EGU23-384, updated on 22 Feb 2023
EGU General Assembly 2023
© Author(s) 2023. This work is distributed under
the Creative Commons Attribution 4.0 License.

Experimental investigation of multiple industrial wastes for geochemical carbon dioxide removal strategies

Liam Bullock1, José-Luis Fernandez-Turiel1, and David Benavente2
Liam Bullock et al.
  • 1Geosciences Barcelona (GEO3BCN), CSIC, Lluis Solé i Sabarís s/n, 08028, Barcelona, Spain
  • 2Department of Earth and Environmental Sciences, University of Alicante, 03690, Spain

The Paris Agreement goal to limit the global average temperature increase to below 2°C cannot be achieved without atmospheric CO2 removal (CDR) on the order of tens of gigatonnes per year by 2100. Such a formidable challenge requires an urgent assessment of all possible routes to CDR, as further delayed mitigation will have an increasingly damaging effect on the environment. The challenge is pertinent to industrial sectors which produce several Gt of CO2 per year and are susceptible to financial impacts due to nascent carbon taxes worldwide, and other negative environmental impacts brought on by the generation of vast amounts of solid and liquid waste materials (e.g., rock cuttings and overburden, fine mine tailings, glassy slags, fly ashes and desalination reject brines). Geochemical CDR strategies in such industrial wastes, where the natural process of rock weathering and carbonate precipitation is utilised to uptake CO2, is a potentially significant CDR approach for bicarbonate (alkalinity) and carbonate generation, requiring material assessment and enhancement schemes to fully realise the high removal potential.

The DETAILS project (Developing enhanced weathering methods in mine tailings for CO2 sequestration; Marie Skłodowska-Curie grant agreement ID: 101018312) is exploring the CO2-water-solid waste material reactivity of a range of mine tailings, slags and fly ashes, sourced from industrial centres globally. The range of materials includes those considered to be chemically and mineralogically promising for CDR (e.g., mine tailings derived from olivine dunite, Ni sulphide and diamond kimberlite operations, carbonate marble fines), materials with limited or unknown CDR potential (e.g., Al-bauxite-related red muds, borate tailings, ilmenite tailings, products from SO2 processing, copper smelting produced slags and combustion fly ashes), and materials generally considered unfavourable (e.g., Cu and fluorite tailings). For all materials, the key to CDR strategy utilisation is the ability of favourable minerals to undergo significant dissolution for alkalinity generation and possible subsequent carbonation, on appropriate human timescales (e.g., seconds up to decadal), either naturally or through achieving enhanced rates of dissolution and precipitation.

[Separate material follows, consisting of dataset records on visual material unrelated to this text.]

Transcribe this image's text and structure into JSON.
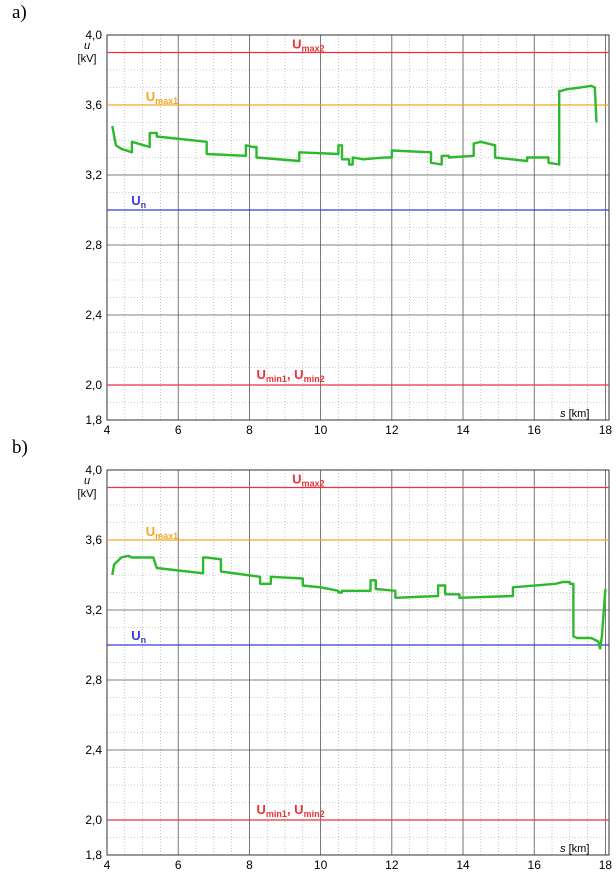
{
  "chart_data": [
    {
      "panel_label": "a)",
      "type": "line",
      "xlabel_var": "s",
      "xlabel_unit": "[km]",
      "ylabel_var": "u",
      "ylabel_unit": "[kV]",
      "xlim": [
        4,
        18.1
      ],
      "ylim": [
        1.8,
        4.0
      ],
      "xticks": [
        4,
        6,
        8,
        10,
        12,
        14,
        16,
        18
      ],
      "yticks": [
        1.8,
        2.0,
        2.4,
        2.8,
        3.2,
        3.6,
        4.0
      ],
      "ytick_labels": [
        "1,8",
        "2,0",
        "2,4",
        "2,8",
        "3,2",
        "3,6",
        "4,0"
      ],
      "grid": true,
      "reference_lines": [
        {
          "key": "umax2",
          "value": 3.9,
          "color": "#e8333a",
          "parts": [
            [
              "U",
              ""
            ],
            [
              "max2",
              "sub"
            ]
          ]
        },
        {
          "key": "umax1",
          "value": 3.6,
          "color": "#f5a623",
          "parts": [
            [
              "U",
              ""
            ],
            [
              "max1",
              "sub"
            ]
          ]
        },
        {
          "key": "un",
          "value": 3.0,
          "color": "#3b3bd6",
          "parts": [
            [
              "U",
              ""
            ],
            [
              "n",
              "sub"
            ]
          ]
        },
        {
          "key": "umin",
          "value": 2.0,
          "color": "#e8333a",
          "parts": [
            [
              "U",
              ""
            ],
            [
              "min1",
              "sub"
            ],
            [
              ", U",
              ""
            ],
            [
              "min2",
              "sub"
            ]
          ]
        }
      ],
      "series": [
        {
          "color": "#2db82d",
          "x": [
            4.15,
            4.25,
            4.4,
            4.7,
            4.7,
            5.2,
            5.2,
            5.4,
            5.4,
            6.8,
            6.8,
            7.9,
            7.9,
            8.1,
            8.2,
            8.2,
            9.4,
            9.4,
            10.5,
            10.5,
            10.6,
            10.6,
            10.8,
            10.8,
            10.9,
            10.9,
            11.2,
            11.8,
            12.0,
            12.0,
            13.1,
            13.1,
            13.4,
            13.4,
            13.6,
            13.6,
            14.3,
            14.3,
            14.5,
            14.9,
            14.9,
            15.8,
            15.8,
            16.4,
            16.4,
            16.7,
            16.7,
            16.75,
            16.9,
            17.3,
            17.6,
            17.7,
            17.75
          ],
          "y": [
            3.48,
            3.37,
            3.35,
            3.33,
            3.39,
            3.36,
            3.44,
            3.44,
            3.42,
            3.39,
            3.32,
            3.31,
            3.37,
            3.36,
            3.36,
            3.3,
            3.28,
            3.33,
            3.32,
            3.37,
            3.37,
            3.29,
            3.29,
            3.26,
            3.26,
            3.3,
            3.29,
            3.3,
            3.3,
            3.34,
            3.33,
            3.27,
            3.26,
            3.31,
            3.31,
            3.3,
            3.31,
            3.38,
            3.39,
            3.37,
            3.3,
            3.28,
            3.3,
            3.3,
            3.27,
            3.26,
            3.68,
            3.68,
            3.69,
            3.7,
            3.71,
            3.7,
            3.5
          ]
        }
      ]
    },
    {
      "panel_label": "b)",
      "type": "line",
      "xlabel_var": "s",
      "xlabel_unit": "[km]",
      "ylabel_var": "u",
      "ylabel_unit": "[kV]",
      "xlim": [
        4,
        18.1
      ],
      "ylim": [
        1.8,
        4.0
      ],
      "xticks": [
        4,
        6,
        8,
        10,
        12,
        14,
        16,
        18
      ],
      "yticks": [
        1.8,
        2.0,
        2.4,
        2.8,
        3.2,
        3.6,
        4.0
      ],
      "ytick_labels": [
        "1,8",
        "2,0",
        "2,4",
        "2,8",
        "3,2",
        "3,6",
        "4,0"
      ],
      "grid": true,
      "reference_lines": [
        {
          "key": "umax2",
          "value": 3.9,
          "color": "#e8333a",
          "parts": [
            [
              "U",
              ""
            ],
            [
              "max2",
              "sub"
            ]
          ]
        },
        {
          "key": "umax1",
          "value": 3.6,
          "color": "#f5a623",
          "parts": [
            [
              "U",
              ""
            ],
            [
              "max1",
              "sub"
            ]
          ]
        },
        {
          "key": "un",
          "value": 3.0,
          "color": "#3b3bd6",
          "parts": [
            [
              "U",
              ""
            ],
            [
              "n",
              "sub"
            ]
          ]
        },
        {
          "key": "umin",
          "value": 2.0,
          "color": "#e8333a",
          "parts": [
            [
              "U",
              ""
            ],
            [
              "min1",
              "sub"
            ],
            [
              ", U",
              ""
            ],
            [
              "min2",
              "sub"
            ]
          ]
        }
      ],
      "series": [
        {
          "color": "#2db82d",
          "x": [
            4.15,
            4.2,
            4.3,
            4.4,
            4.6,
            4.7,
            4.7,
            5.3,
            5.3,
            5.4,
            5.4,
            6.7,
            6.7,
            6.8,
            7.2,
            7.2,
            8.3,
            8.3,
            8.6,
            8.6,
            9.5,
            9.5,
            10.0,
            10.5,
            10.5,
            10.6,
            10.6,
            11.4,
            11.4,
            11.55,
            11.55,
            12.1,
            12.1,
            13.3,
            13.3,
            13.5,
            13.5,
            13.9,
            13.9,
            15.4,
            15.4,
            16.6,
            16.8,
            17.0,
            17.0,
            17.1,
            17.1,
            17.2,
            17.6,
            17.8,
            17.85,
            17.9,
            18.0
          ],
          "y": [
            3.4,
            3.46,
            3.48,
            3.5,
            3.51,
            3.5,
            3.5,
            3.5,
            3.5,
            3.44,
            3.44,
            3.41,
            3.5,
            3.5,
            3.49,
            3.42,
            3.39,
            3.35,
            3.35,
            3.39,
            3.38,
            3.34,
            3.33,
            3.31,
            3.3,
            3.3,
            3.31,
            3.31,
            3.37,
            3.37,
            3.32,
            3.31,
            3.27,
            3.28,
            3.34,
            3.34,
            3.29,
            3.29,
            3.27,
            3.28,
            3.33,
            3.35,
            3.36,
            3.36,
            3.35,
            3.35,
            3.05,
            3.04,
            3.04,
            3.02,
            2.98,
            3.05,
            3.32
          ]
        }
      ]
    }
  ]
}
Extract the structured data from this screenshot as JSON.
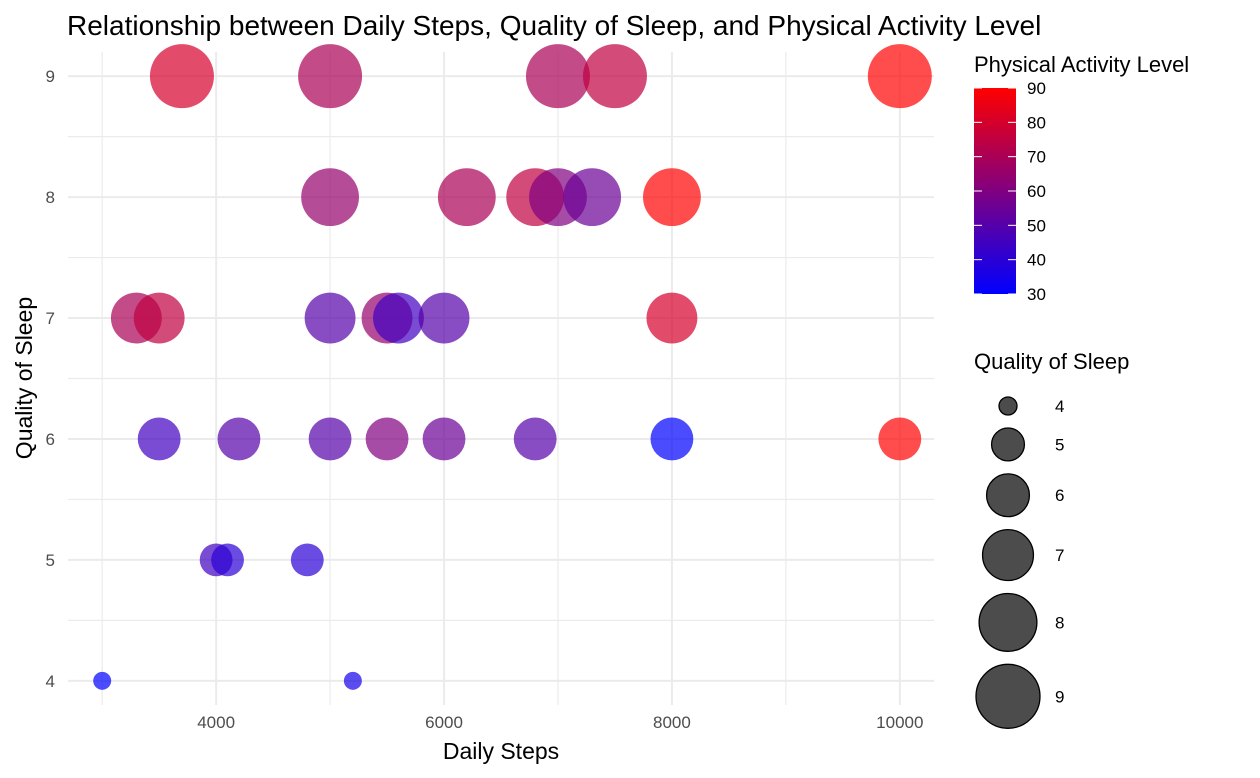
{
  "chart_data": {
    "type": "scatter",
    "title": "Relationship between Daily Steps, Quality of Sleep, and Physical Activity Level",
    "xlabel": "Daily Steps",
    "ylabel": "Quality of Sleep",
    "xlim": [
      2700,
      10300
    ],
    "ylim": [
      3.8,
      9.2
    ],
    "x_ticks": [
      4000,
      6000,
      8000,
      10000
    ],
    "y_ticks": [
      4,
      5,
      6,
      7,
      8,
      9
    ],
    "grid": true,
    "color_legend": {
      "title": "Physical Activity Level",
      "range": [
        30,
        90
      ],
      "ticks": [
        30,
        40,
        50,
        60,
        70,
        80,
        90
      ],
      "low_color": "#0000ff",
      "mid_color": "#800080",
      "high_color": "#ff0000",
      "placement": "right"
    },
    "size_legend": {
      "title": "Quality of Sleep",
      "values": [
        4,
        5,
        6,
        7,
        8,
        9
      ],
      "placement": "right"
    },
    "points": [
      {
        "x": 3700,
        "y": 9,
        "size": 9,
        "color": 80
      },
      {
        "x": 5000,
        "y": 9,
        "size": 9,
        "color": 70
      },
      {
        "x": 7000,
        "y": 9,
        "size": 9,
        "color": 70
      },
      {
        "x": 7500,
        "y": 9,
        "size": 9,
        "color": 75
      },
      {
        "x": 10000,
        "y": 9,
        "size": 9,
        "color": 90
      },
      {
        "x": 5000,
        "y": 8,
        "size": 8,
        "color": 65
      },
      {
        "x": 6200,
        "y": 8,
        "size": 8,
        "color": 70
      },
      {
        "x": 6800,
        "y": 8,
        "size": 8,
        "color": 75
      },
      {
        "x": 7000,
        "y": 8,
        "size": 8,
        "color": 60
      },
      {
        "x": 7300,
        "y": 8,
        "size": 8,
        "color": 55
      },
      {
        "x": 8000,
        "y": 8,
        "size": 8,
        "color": 90
      },
      {
        "x": 3300,
        "y": 7,
        "size": 7,
        "color": 70
      },
      {
        "x": 3500,
        "y": 7,
        "size": 7,
        "color": 75
      },
      {
        "x": 5000,
        "y": 7,
        "size": 7,
        "color": 50
      },
      {
        "x": 5500,
        "y": 7,
        "size": 7,
        "color": 65
      },
      {
        "x": 5600,
        "y": 7,
        "size": 7,
        "color": 45
      },
      {
        "x": 6000,
        "y": 7,
        "size": 7,
        "color": 50
      },
      {
        "x": 8000,
        "y": 7,
        "size": 7,
        "color": 80
      },
      {
        "x": 3500,
        "y": 6,
        "size": 6,
        "color": 45
      },
      {
        "x": 4200,
        "y": 6,
        "size": 6,
        "color": 50
      },
      {
        "x": 5000,
        "y": 6,
        "size": 6,
        "color": 50
      },
      {
        "x": 5500,
        "y": 6,
        "size": 6,
        "color": 60
      },
      {
        "x": 6000,
        "y": 6,
        "size": 6,
        "color": 55
      },
      {
        "x": 6800,
        "y": 6,
        "size": 6,
        "color": 50
      },
      {
        "x": 8000,
        "y": 6,
        "size": 6,
        "color": 30
      },
      {
        "x": 10000,
        "y": 6,
        "size": 6,
        "color": 90
      },
      {
        "x": 4000,
        "y": 5,
        "size": 5,
        "color": 45
      },
      {
        "x": 4100,
        "y": 5,
        "size": 5,
        "color": 40
      },
      {
        "x": 4800,
        "y": 5,
        "size": 5,
        "color": 40
      },
      {
        "x": 3000,
        "y": 4,
        "size": 4,
        "color": 30
      },
      {
        "x": 5200,
        "y": 4,
        "size": 4,
        "color": 35
      }
    ]
  }
}
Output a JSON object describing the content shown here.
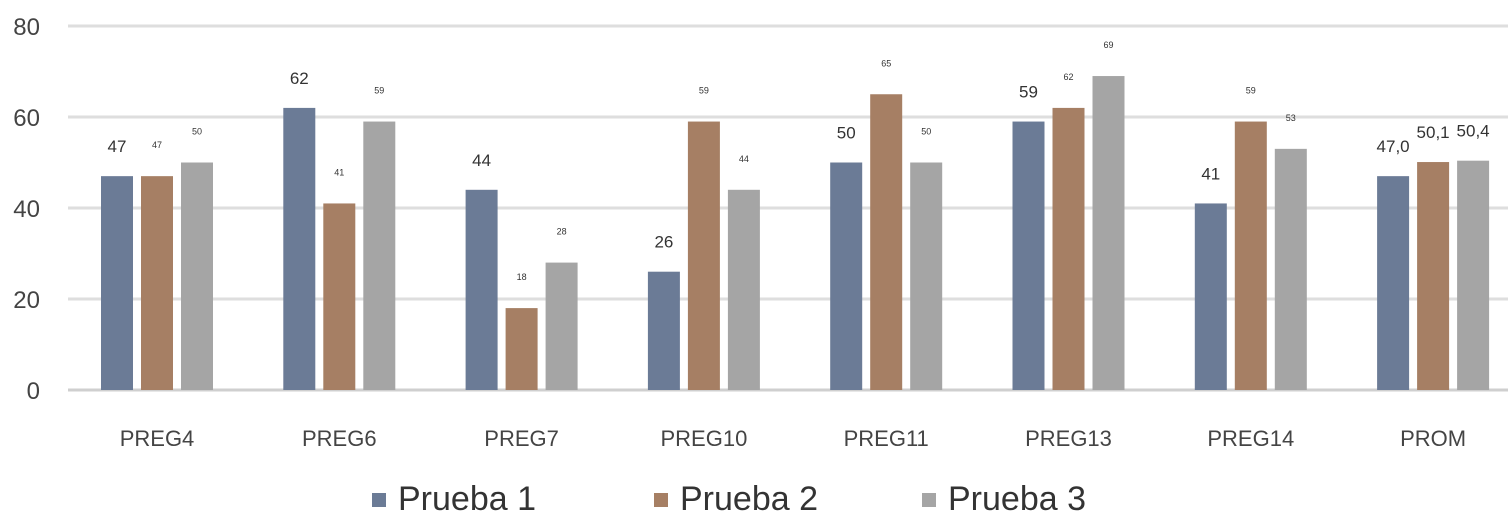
{
  "chart_data": {
    "type": "bar",
    "categories": [
      "PREG4",
      "PREG6",
      "PREG7",
      "PREG10",
      "PREG11",
      "PREG13",
      "PREG14",
      "PROM"
    ],
    "series": [
      {
        "name": "Prueba 1",
        "color": "#6b7b96",
        "values": [
          47,
          62,
          44,
          26,
          50,
          59,
          41,
          47.0
        ],
        "labels": [
          "47",
          "62",
          "44",
          "26",
          "50",
          "59",
          "41",
          "47,0"
        ]
      },
      {
        "name": "Prueba 2",
        "color": "#a67f64",
        "values": [
          47,
          41,
          18,
          59,
          65,
          62,
          59,
          50.1
        ],
        "labels": [
          "47",
          "41",
          "18",
          "59",
          "65",
          "62",
          "59",
          "50,1"
        ]
      },
      {
        "name": "Prueba 3",
        "color": "#a5a5a5",
        "values": [
          50,
          59,
          28,
          44,
          50,
          69,
          53,
          50.4
        ],
        "labels": [
          "50",
          "59",
          "28",
          "44",
          "50",
          "69",
          "53",
          "50,4"
        ]
      }
    ],
    "yticks": [
      "0",
      "20",
      "40",
      "60",
      "80"
    ],
    "ylim": [
      0,
      80
    ],
    "grid": true,
    "legend_position": "bottom",
    "title": "",
    "xlabel": "",
    "ylabel": ""
  }
}
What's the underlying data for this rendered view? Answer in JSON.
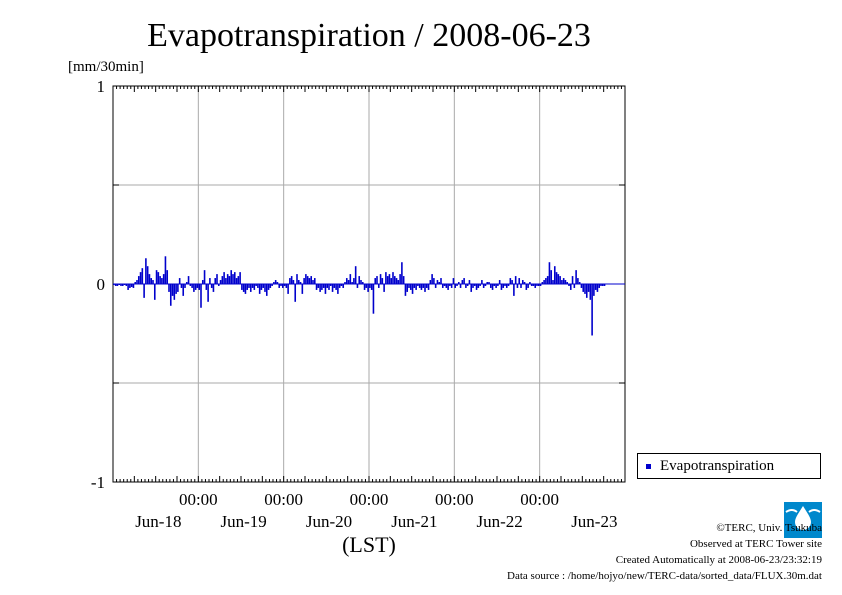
{
  "chart_data": {
    "type": "bar",
    "title": "Evapotranspiration / 2008-06-23",
    "ylabel": "[mm/30min]",
    "xlabel": "(LST)",
    "ylim": [
      -1,
      1
    ],
    "y_ticks": [
      {
        "value": 1,
        "label": "1"
      },
      {
        "value": 0.5,
        "label": ""
      },
      {
        "value": 0,
        "label": "0"
      },
      {
        "value": -0.5,
        "label": ""
      },
      {
        "value": -1,
        "label": "-1"
      }
    ],
    "x_range_days": [
      0,
      6
    ],
    "x_ticks": [
      {
        "day": 1,
        "time": "00:00",
        "date": "Jun-18"
      },
      {
        "day": 2,
        "time": "00:00",
        "date": "Jun-19"
      },
      {
        "day": 3,
        "time": "00:00",
        "date": "Jun-20"
      },
      {
        "day": 4,
        "time": "00:00",
        "date": "Jun-21"
      },
      {
        "day": 5,
        "time": "00:00",
        "date": "Jun-22"
      },
      {
        "day": null,
        "time": "",
        "date": "Jun-23"
      }
    ],
    "grid": true,
    "legend_position": "right",
    "series": [
      {
        "name": "Evapotranspiration",
        "color": "#0000cc",
        "interval_hours": 0.5,
        "values": [
          -0.005,
          -0.01,
          -0.01,
          -0.005,
          -0.01,
          -0.01,
          -0.005,
          -0.01,
          -0.03,
          -0.02,
          -0.015,
          -0.02,
          0.01,
          0.02,
          0.04,
          0.06,
          0.08,
          -0.07,
          0.13,
          0.09,
          0.05,
          0.03,
          0.02,
          -0.08,
          0.07,
          0.06,
          0.04,
          0.03,
          0.05,
          0.14,
          0.07,
          -0.04,
          -0.11,
          -0.06,
          -0.08,
          -0.05,
          -0.04,
          0.03,
          -0.02,
          -0.06,
          -0.02,
          0.01,
          0.04,
          -0.01,
          -0.02,
          -0.04,
          -0.03,
          -0.02,
          -0.03,
          -0.12,
          0.02,
          0.07,
          -0.03,
          -0.09,
          0.03,
          -0.02,
          -0.04,
          0.03,
          0.05,
          -0.01,
          0.02,
          0.04,
          0.06,
          0.03,
          0.05,
          0.04,
          0.07,
          0.05,
          0.06,
          0.03,
          0.04,
          0.06,
          -0.03,
          -0.04,
          -0.05,
          -0.03,
          -0.02,
          -0.04,
          -0.02,
          -0.03,
          -0.01,
          -0.02,
          -0.05,
          -0.03,
          -0.02,
          -0.04,
          -0.06,
          -0.03,
          -0.02,
          -0.01,
          0.01,
          0.02,
          0.01,
          -0.02,
          -0.01,
          -0.02,
          -0.01,
          -0.02,
          -0.05,
          0.03,
          0.04,
          0.02,
          -0.09,
          0.05,
          0.02,
          0.01,
          -0.05,
          0.03,
          0.05,
          0.04,
          0.03,
          0.04,
          0.02,
          0.03,
          -0.03,
          -0.02,
          -0.04,
          -0.03,
          -0.02,
          -0.05,
          -0.02,
          -0.03,
          -0.01,
          -0.04,
          -0.02,
          -0.03,
          -0.05,
          -0.02,
          -0.01,
          -0.02,
          0.01,
          0.03,
          0.02,
          0.05,
          0.01,
          0.03,
          0.09,
          -0.02,
          0.04,
          0.02,
          0.01,
          -0.03,
          -0.02,
          -0.04,
          -0.02,
          -0.03,
          -0.15,
          0.03,
          0.04,
          -0.02,
          0.05,
          0.03,
          -0.04,
          0.06,
          0.04,
          0.05,
          0.03,
          0.06,
          0.04,
          0.03,
          0.02,
          0.05,
          0.11,
          0.04,
          -0.06,
          -0.04,
          -0.02,
          -0.03,
          -0.05,
          -0.02,
          -0.03,
          -0.01,
          -0.02,
          -0.03,
          -0.02,
          -0.04,
          -0.02,
          -0.03,
          0.02,
          0.05,
          0.03,
          -0.02,
          0.02,
          0.01,
          0.03,
          -0.02,
          -0.01,
          -0.02,
          -0.03,
          -0.01,
          -0.02,
          0.03,
          -0.02,
          -0.01,
          0.01,
          -0.02,
          0.02,
          0.03,
          -0.02,
          -0.01,
          0.02,
          -0.04,
          -0.02,
          -0.01,
          -0.03,
          -0.02,
          -0.01,
          0.02,
          -0.02,
          -0.01,
          0.01,
          0.01,
          -0.02,
          -0.03,
          -0.01,
          -0.02,
          -0.01,
          0.02,
          -0.03,
          -0.02,
          -0.01,
          -0.02,
          -0.01,
          0.03,
          0.02,
          -0.06,
          0.04,
          -0.02,
          0.03,
          -0.02,
          0.02,
          0.01,
          -0.03,
          -0.02,
          0.01,
          -0.01,
          -0.01,
          -0.02,
          -0.01,
          -0.01,
          -0.01,
          0.01,
          0.02,
          0.03,
          0.04,
          0.11,
          0.07,
          0.02,
          0.09,
          0.06,
          0.05,
          0.04,
          0.02,
          0.03,
          0.02,
          0.01,
          -0.01,
          -0.03,
          0.04,
          -0.02,
          0.07,
          0.03,
          0.01,
          -0.02,
          -0.04,
          -0.05,
          -0.07,
          -0.04,
          -0.08,
          -0.26,
          -0.06,
          -0.03,
          -0.04,
          -0.02,
          -0.01,
          -0.01,
          -0.01
        ]
      }
    ]
  },
  "footer": {
    "copyright": "©TERC, Univ. Tsukuba",
    "observed": "Observed at TERC Tower site",
    "created": "Created Automatically at 2008-06-23/23:32:19",
    "source": "Data source : /home/hojyo/new/TERC-data/sorted_data/FLUX.30m.dat"
  },
  "logo": {
    "text": "TERC",
    "color": "#0088cc"
  }
}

Changes to water chemistry through reactions with CO2 and powdered material samples were monitored throughout the experiment. These include changes to pH, alkalinity, silica, Ca2+ and Mg2+ cations, (Mg-Ca cations required for reactions with CO2 to produce stabilised bicarbonate and carbonate ions). Preliminary results reveal that Mg- and Ca-bearing minerals within some wastes react with CO2 to form alkalinity, suggesting potential for CDR strategies. Methods to increase reaction rates will be explored, such as a microbially-induced pH switch to increase the kinetics of mineral dissolution and mineral carbonation (e.g., oxidation and reduction reactions associated with microbial metabolisms active in sulphur and nitrogen cycling). A better understanding of reaction kinetics for a wider range of industrial wastes will help future projects to confirm or re-consider the viability of materials for CDR strategies, and to better identify opportunities for upscaled pilot schemes with further implemented geochemical CDR methods to speed up reaction kinetics.

How to cite: Bullock, L., Fernandez-Turiel, J.-L., and Benavente, D.: Experimental investigation of multiple industrial wastes for geochemical carbon dioxide removal strategies, EGU General Assembly 2023, Vienna, Austria, 24–28 Apr 2023, EGU23-384,, 2023.